The upshot, said Haji, is that other cleantech companies planning to go public are going to see a very hard road ahead. “I think the window is closed, except for the companies that are clear leaders in their fields and want to push through some headwinds to go public.” How that might affect the recently announced IPO plans of such green companies as Silver Spring Networks, Fulcrum Bioenergy, and Elevance Renewable Sciences will be one of the most closely watched issues in the coming months.

Here are some breakouts from the report:

- Cleantech Group named “energy storage” the top-grossing cleantech sector in terms of money raised, with $514 million raised, beating out solar’s second-place showing of $350 million. Some big winners included battery makers Boston-Power with $125 million, Nexeon with $65 million, Aquion Energy with $30 million, Leyden Energy with $20 million and EnerVault with $8.5 million.

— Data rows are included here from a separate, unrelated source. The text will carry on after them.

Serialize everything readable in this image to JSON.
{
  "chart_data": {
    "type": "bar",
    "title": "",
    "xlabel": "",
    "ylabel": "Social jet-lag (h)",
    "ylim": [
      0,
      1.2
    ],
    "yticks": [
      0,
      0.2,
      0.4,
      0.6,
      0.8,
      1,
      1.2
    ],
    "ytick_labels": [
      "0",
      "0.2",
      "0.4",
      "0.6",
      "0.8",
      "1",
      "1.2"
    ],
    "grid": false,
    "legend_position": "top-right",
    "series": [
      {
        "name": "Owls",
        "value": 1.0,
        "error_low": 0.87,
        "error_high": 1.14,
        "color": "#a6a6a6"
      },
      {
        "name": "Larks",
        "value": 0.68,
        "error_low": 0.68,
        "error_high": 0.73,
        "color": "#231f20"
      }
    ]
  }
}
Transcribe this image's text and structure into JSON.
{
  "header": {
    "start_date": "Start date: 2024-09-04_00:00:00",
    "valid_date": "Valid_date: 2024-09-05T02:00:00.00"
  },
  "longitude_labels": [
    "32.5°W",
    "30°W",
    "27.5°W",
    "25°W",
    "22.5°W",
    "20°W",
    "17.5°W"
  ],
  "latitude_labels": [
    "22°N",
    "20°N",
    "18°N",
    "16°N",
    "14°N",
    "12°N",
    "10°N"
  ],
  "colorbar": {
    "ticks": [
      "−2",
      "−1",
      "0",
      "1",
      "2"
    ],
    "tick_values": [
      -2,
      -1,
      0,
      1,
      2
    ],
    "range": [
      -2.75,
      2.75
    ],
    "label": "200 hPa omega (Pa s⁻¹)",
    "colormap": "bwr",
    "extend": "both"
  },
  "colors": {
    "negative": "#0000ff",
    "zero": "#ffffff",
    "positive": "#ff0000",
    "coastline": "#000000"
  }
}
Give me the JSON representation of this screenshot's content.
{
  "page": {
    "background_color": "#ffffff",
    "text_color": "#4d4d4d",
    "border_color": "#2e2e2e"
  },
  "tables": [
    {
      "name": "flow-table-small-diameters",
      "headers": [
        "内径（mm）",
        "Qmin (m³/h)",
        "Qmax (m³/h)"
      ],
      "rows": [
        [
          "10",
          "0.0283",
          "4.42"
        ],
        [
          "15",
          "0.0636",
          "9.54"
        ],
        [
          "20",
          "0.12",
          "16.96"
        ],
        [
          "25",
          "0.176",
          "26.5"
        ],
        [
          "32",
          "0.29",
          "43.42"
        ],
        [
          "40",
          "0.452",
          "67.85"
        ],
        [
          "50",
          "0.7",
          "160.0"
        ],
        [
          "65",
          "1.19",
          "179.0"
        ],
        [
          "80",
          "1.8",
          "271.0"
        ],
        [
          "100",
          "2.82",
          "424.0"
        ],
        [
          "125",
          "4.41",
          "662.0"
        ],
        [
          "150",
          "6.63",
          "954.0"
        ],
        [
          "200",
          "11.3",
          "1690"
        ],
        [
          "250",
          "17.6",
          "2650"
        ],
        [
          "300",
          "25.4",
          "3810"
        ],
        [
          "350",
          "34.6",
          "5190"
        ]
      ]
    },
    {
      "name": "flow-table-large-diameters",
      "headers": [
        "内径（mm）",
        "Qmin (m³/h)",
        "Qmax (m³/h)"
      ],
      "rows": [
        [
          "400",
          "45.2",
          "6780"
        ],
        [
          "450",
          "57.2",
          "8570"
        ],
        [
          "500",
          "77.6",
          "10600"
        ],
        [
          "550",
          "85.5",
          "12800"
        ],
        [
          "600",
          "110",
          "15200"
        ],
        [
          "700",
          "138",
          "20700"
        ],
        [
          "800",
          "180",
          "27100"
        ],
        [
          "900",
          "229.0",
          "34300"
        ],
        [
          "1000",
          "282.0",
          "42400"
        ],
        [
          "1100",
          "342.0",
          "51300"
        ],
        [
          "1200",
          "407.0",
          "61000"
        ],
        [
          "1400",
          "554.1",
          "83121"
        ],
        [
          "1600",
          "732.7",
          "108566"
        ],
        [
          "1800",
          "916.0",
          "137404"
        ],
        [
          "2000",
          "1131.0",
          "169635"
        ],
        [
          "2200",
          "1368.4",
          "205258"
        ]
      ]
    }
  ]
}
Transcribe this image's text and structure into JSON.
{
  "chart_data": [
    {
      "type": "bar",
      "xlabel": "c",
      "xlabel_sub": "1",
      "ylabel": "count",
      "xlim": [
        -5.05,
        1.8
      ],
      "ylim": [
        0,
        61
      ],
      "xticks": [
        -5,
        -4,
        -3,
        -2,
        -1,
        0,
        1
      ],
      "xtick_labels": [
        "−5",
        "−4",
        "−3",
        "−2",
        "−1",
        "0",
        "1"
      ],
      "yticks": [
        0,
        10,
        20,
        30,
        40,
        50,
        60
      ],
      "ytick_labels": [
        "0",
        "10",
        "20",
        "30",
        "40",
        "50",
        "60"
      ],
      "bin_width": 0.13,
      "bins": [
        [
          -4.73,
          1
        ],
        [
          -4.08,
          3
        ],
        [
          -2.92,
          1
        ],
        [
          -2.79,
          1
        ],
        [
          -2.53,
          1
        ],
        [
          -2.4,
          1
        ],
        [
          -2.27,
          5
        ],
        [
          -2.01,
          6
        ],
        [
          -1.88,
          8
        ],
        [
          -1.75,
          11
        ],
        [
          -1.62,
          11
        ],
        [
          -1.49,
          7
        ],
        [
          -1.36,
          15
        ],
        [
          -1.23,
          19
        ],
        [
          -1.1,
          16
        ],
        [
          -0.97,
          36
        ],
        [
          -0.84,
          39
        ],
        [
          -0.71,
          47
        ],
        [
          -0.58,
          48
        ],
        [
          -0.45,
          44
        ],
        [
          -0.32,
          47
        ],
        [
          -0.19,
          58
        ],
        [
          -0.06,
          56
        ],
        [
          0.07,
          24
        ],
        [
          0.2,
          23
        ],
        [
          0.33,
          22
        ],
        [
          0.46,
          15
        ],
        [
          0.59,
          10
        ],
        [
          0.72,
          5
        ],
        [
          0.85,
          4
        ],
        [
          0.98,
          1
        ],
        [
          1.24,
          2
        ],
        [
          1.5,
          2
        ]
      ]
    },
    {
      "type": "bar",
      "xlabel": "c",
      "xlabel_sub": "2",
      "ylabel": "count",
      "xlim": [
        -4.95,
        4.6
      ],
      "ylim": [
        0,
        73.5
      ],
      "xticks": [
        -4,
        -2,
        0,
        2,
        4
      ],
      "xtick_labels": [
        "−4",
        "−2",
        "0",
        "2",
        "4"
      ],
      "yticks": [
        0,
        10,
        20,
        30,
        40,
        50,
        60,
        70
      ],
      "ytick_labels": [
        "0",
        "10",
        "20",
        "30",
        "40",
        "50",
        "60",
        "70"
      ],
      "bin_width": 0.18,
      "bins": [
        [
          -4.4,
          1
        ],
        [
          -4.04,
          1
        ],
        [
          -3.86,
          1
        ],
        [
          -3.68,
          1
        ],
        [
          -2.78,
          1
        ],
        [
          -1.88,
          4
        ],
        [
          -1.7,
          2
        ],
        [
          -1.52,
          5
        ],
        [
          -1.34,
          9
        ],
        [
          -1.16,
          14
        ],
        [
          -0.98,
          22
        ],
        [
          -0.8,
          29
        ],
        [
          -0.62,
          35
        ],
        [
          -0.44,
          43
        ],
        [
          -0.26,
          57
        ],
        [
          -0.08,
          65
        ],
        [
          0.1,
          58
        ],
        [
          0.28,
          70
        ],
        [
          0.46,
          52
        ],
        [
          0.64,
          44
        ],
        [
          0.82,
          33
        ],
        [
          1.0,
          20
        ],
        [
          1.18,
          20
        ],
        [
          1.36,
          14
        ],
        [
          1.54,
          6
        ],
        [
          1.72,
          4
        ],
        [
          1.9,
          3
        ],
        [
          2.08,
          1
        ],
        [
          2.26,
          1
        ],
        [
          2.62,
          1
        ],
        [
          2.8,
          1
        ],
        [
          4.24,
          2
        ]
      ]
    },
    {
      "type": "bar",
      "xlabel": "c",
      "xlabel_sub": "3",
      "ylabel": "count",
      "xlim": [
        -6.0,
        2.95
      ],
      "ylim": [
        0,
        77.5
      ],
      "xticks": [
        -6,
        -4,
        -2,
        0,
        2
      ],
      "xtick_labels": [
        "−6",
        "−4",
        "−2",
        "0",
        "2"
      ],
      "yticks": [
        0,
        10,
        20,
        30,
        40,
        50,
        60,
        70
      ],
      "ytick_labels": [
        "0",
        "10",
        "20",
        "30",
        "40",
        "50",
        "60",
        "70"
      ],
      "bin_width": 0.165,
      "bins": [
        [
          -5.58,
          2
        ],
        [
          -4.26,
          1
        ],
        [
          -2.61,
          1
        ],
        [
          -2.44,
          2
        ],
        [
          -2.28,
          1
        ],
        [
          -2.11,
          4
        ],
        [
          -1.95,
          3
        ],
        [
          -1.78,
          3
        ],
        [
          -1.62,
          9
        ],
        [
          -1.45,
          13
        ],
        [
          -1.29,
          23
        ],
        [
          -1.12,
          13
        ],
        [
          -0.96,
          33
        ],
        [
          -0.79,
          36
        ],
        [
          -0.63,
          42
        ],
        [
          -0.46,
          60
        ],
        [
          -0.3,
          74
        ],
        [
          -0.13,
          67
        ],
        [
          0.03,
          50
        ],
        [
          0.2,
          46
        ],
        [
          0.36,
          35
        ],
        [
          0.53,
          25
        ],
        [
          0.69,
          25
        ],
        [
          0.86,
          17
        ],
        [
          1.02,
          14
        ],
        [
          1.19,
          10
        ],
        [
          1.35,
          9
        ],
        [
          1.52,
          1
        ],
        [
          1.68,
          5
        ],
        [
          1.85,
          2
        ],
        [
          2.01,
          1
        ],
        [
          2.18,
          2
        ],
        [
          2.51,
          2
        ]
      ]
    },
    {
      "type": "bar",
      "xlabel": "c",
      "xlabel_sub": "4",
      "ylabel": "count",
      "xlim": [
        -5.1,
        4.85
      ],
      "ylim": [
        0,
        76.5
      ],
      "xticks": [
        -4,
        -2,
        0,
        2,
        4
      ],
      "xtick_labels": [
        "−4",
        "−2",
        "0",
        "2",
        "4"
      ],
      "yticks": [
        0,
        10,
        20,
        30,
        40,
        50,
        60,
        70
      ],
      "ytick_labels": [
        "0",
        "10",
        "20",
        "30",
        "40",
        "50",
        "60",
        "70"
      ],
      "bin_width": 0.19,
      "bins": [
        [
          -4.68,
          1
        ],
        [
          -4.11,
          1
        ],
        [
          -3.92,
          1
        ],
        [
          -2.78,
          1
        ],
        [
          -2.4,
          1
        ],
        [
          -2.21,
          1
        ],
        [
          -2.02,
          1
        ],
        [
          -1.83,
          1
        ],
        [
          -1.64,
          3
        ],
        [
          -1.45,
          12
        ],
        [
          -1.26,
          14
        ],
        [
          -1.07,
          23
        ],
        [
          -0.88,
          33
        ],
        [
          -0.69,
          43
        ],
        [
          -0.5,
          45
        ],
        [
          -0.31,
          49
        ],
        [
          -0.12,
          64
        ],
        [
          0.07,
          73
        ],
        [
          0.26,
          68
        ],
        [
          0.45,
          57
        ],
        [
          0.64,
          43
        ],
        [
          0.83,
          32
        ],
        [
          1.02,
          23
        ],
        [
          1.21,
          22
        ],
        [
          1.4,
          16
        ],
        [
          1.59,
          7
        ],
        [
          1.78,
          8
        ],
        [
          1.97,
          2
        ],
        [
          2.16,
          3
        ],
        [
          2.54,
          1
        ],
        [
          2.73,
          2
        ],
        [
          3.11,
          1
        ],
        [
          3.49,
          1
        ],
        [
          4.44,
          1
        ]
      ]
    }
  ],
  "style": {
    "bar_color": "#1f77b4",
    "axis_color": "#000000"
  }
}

 But there’s a catch: Cleantech included fuel cell companies in its energy storage category, which included such major third-quarter investments as the $150 million for Bloom Energy and $73.5 million for ClearEdge Power. Backing out those two fuel cell rounds would reduce the storage tally to $290 million, less than solar. Haji conceded that including fuel cells in the energy storage category was problematic, and that Cleantech might not continue to do so in the future.

- The solar sector’s $350 million in VC included some big investments in solar panel and cell makers, including thin-film startups like HelioVolt, despite the backlash surrounding the Solyndra debacle. But there was also an increased focus on “downstream” solar companies, such as inverter and materials makers, installers, and solar financing and software startups such as Clean Power Finance.

-The United States continued to lead in greentech VC investing, with $1.66 billion in deals, followed by the U.K. with 1$84 million, India with $165 million, and China with $138 million. But Continental Europe saw third-quarter green VC investment decline, an outcome no doubt tied to the dire financial and economic crisis gripping Europe.

- Corporate merger and acquisition activity in the cleantech sector fell to $11.81 billion in the third quarter, down from $13 billion in the previous quarter. The frenzied gobbling-up of smart grid, solar and energy efficiency companies we’ve seen so far this year appears to be fading a bit. Still, Haji noted that M&A was still “very strong” for 2011 compared to last year.